In order to prove this hypothesis, the researchers had volunteers make complex moral decisions in a lab setting. Volunteers were asked to ruminate about questions, such as “Is murder sometimes justifiable?” while, without their knowledge, researchers tracked their eye movements using eye-tracking technology. The volunteers were shown two answers, with each representing a different moral stance. For each trial, a “target alternative” was chosen as what the researchers would aim to manipulate volunteers to choose. In order to manipulate volunteers to choose the predetermined target, the researchers asked volunteers to immediately make their decision once the eye-tracker determined they had looked at the target for a certain amount of time.

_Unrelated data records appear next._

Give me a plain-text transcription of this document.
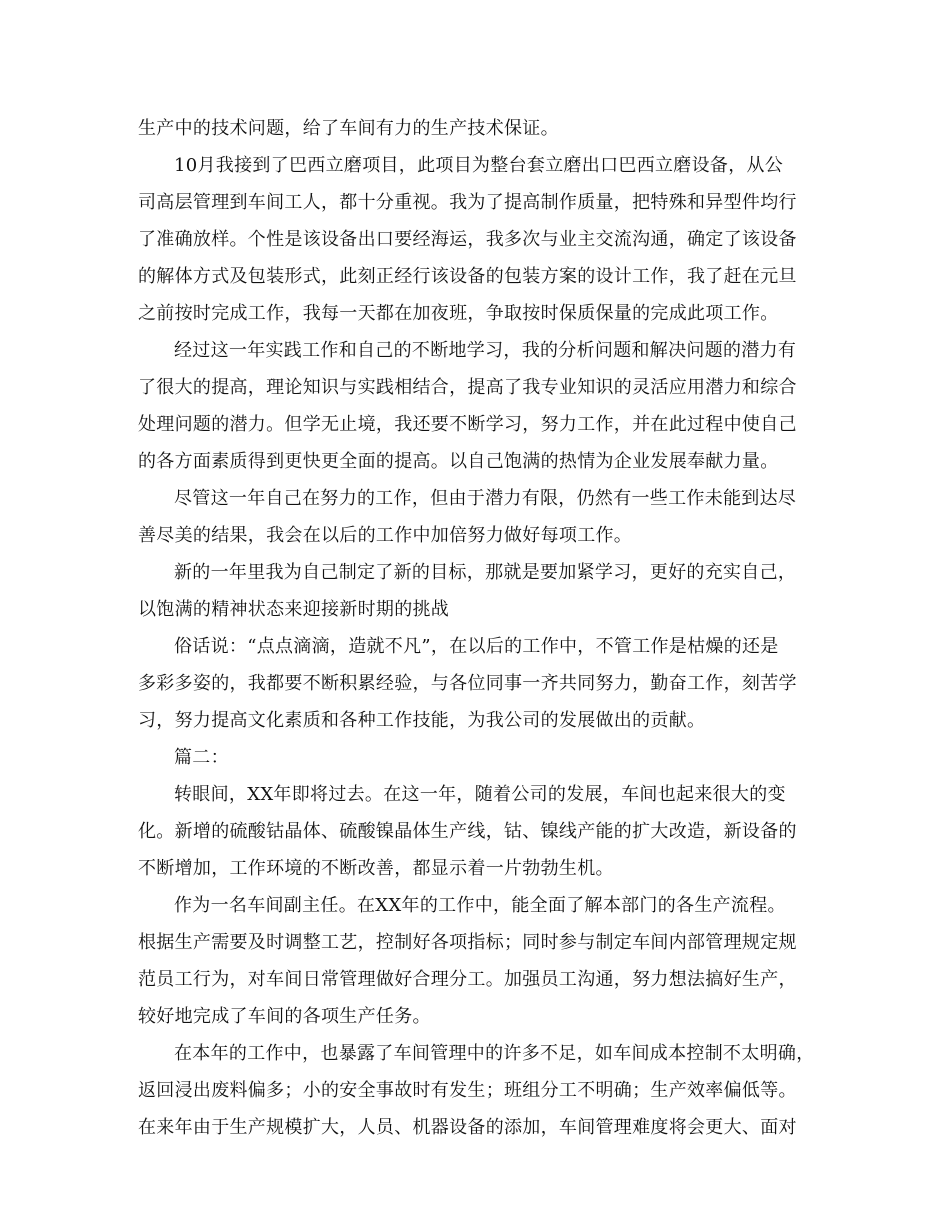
生产中的技术问题，给了车间有力的生产技术保证。
10月我接到了巴西立磨项目，此项目为整台套立磨出口巴西立磨设备，从公
司高层管理到车间工人，都十分重视。我为了提高制作质量，把特殊和异型件均行
了准确放样。个性是该设备出口要经海运，我多次与业主交流沟通，确定了该设备
的解体方式及包装形式，此刻正经行该设备的包装方案的设计工作，我了赶在元旦
之前按时完成工作，我每一天都在加夜班，争取按时保质保量的完成此项工作。
经过这一年实践工作和自己的不断地学习，我的分析问题和解决问题的潜力有
了很大的提高，理论知识与实践相结合，提高了我专业知识的灵活应用潜力和综合
处理问题的潜力。但学无止境，我还要不断学习，努力工作，并在此过程中使自己
的各方面素质得到更快更全面的提高。以自己饱满的热情为企业发展奉献力量。
尽管这一年自己在努力的工作，但由于潜力有限，仍然有一些工作未能到达尽
善尽美的结果，我会在以后的工作中加倍努力做好每项工作。
新的一年里我为自己制定了新的目标，那就是要加紧学习，更好的充实自己，
以饱满的精神状态来迎接新时期的挑战
俗话说：“点点滴滴，造就不凡”，在以后的工作中，不管工作是枯燥的还是
多彩多姿的，我都要不断积累经验，与各位同事一齐共同努力，勤奋工作，刻苦学
习，努力提高文化素质和各种工作技能，为我公司的发展做出的贡献。
篇二：
转眼间，XX年即将过去。在这一年，随着公司的发展，车间也起来很大的变
化。新增的硫酸钴晶体、硫酸镍晶体生产线，钴、镍线产能的扩大改造，新设备的
不断增加，工作环境的不断改善，都显示着一片勃勃生机。
作为一名车间副主任。在XX年的工作中，能全面了解本部门的各生产流程。
根据生产需要及时调整工艺，控制好各项指标；同时参与制定车间内部管理规定规
范员工行为，对车间日常管理做好合理分工。加强员工沟通，努力想法搞好生产，
较好地完成了车间的各项生产任务。
在本年的工作中，也暴露了车间管理中的许多不足，如车间成本控制不太明确，
返回浸出废料偏多；小的安全事故时有发生；班组分工不明确；生产效率偏低等。
在来年由于生产规模扩大，人员、机器设备的添加，车间管理难度将会更大、面对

Results showed that, overall, when manipulated, participants chose the “random alternative” as their moral choice 58 percent of the time, compared with only 50 percent of the time without manipulation. This suggests that our morality is not as set in stone as we think and can be manipulated by a simple "trick of the eye."

"What we find in this study is that the precise timing of our decisions can be a powerful influence on the choices that we end up making. The process of arriving at a moral decision is not only reflected in people's eye gaze but can also be determined by it," Philip Pärnamets, one of the authors from the University of Lund, explained in the press release.

Interplay Between Sight And Mind

The implications can be exciting or unsettling, depending on how you view it. For example, it shows just how closely our thought process and vision are linked. However, it also sheds light on just how vulnerable human judgment is to outside manipulation.

“The same interplay between the brain the hand and the eye that plays out when we reach for a cup of coffee is also involved in reasoning if something is morally right or wrong,” explained Daniel Richardson, one of the authors of the study from University College London.